A big reason: “There’s a lot of virus right now,” says Meagan Deming, M.D., an infectious disease specialist and assistant professor at the University of Maryland School of Medicine. And the version of the virus that’s behind the majority of infections this summer, the omicron subvariant known as BA.5, has some structural differences from past strains that enable it to evade some of the immune defenses put in place by the vaccines or a previous infection. This is why, compared to earlier in the pandemic, we’re seeing more breakthrough infections and reinfections.
The vaccines still protect against severe disease for many, experts say, but immunity does wane over time, and some people — namely individuals more at risk for complications from COVID-19, including older adults — need that protection reinforced after a while.
That’s the point of the second booster, Deming says.
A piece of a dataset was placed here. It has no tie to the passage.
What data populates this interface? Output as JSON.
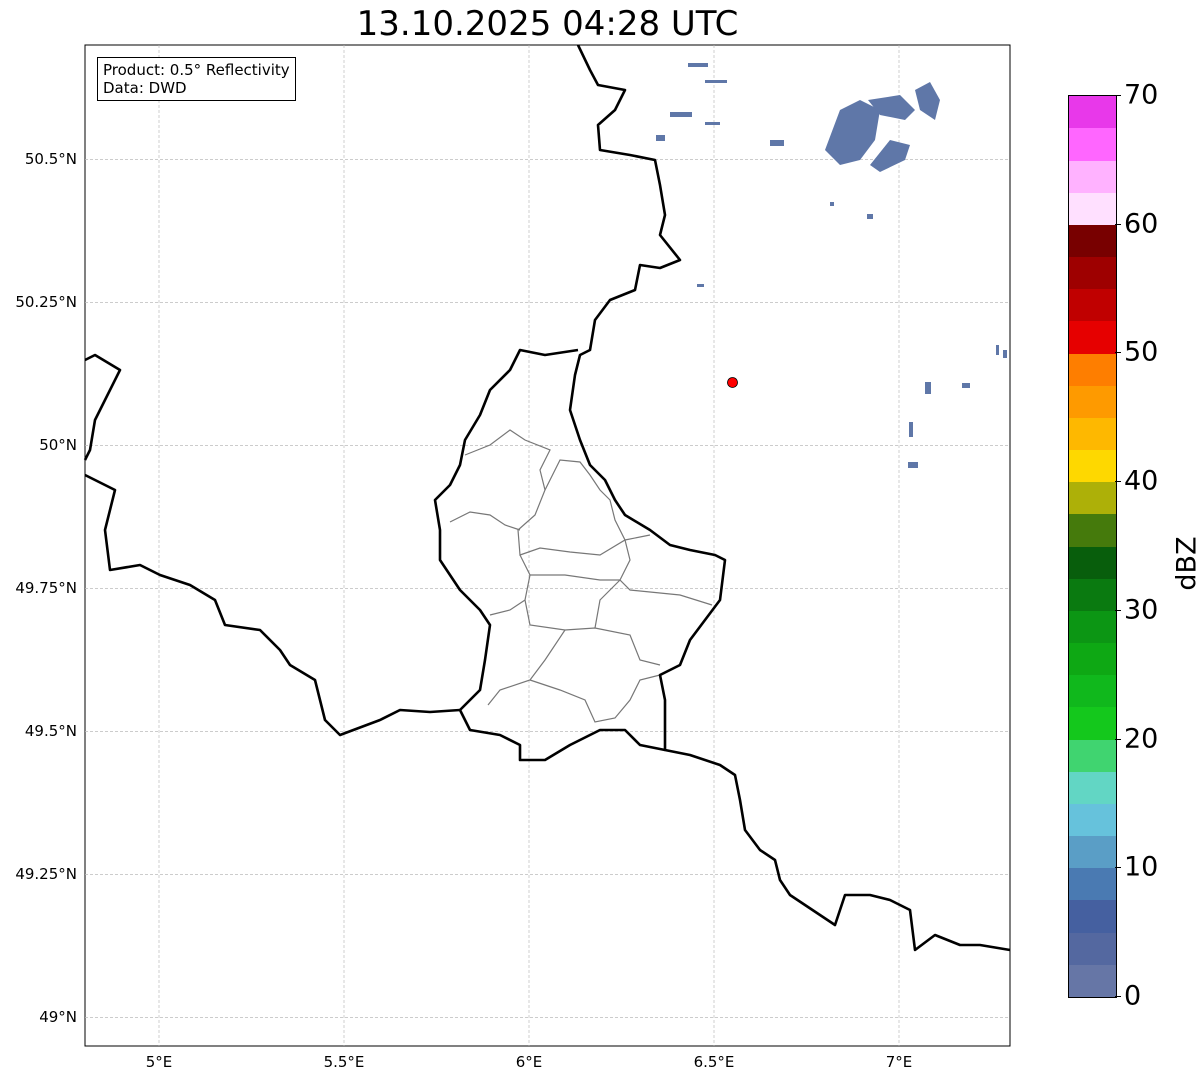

It “bumps up the immunity” and “reminds the immune system to respond to this virus, and it dramatically reduces the severe disease.” In fact, Jha recently noted that “most deaths are happening in people who are not up to date with their vaccines.” (Being up to date means that you have all of the COVID-19 vaccines that have been recommended for you.)
Data from the Centers for Disease Control and Prevention (CDC) shows that people 50 and older who are fully vaccinated and have one booster under their belt are 4 times less likely to die from COVID-19 than unvaccinated people. With a second booster, they’re 29 times less likely to die than their unvaccinated peers.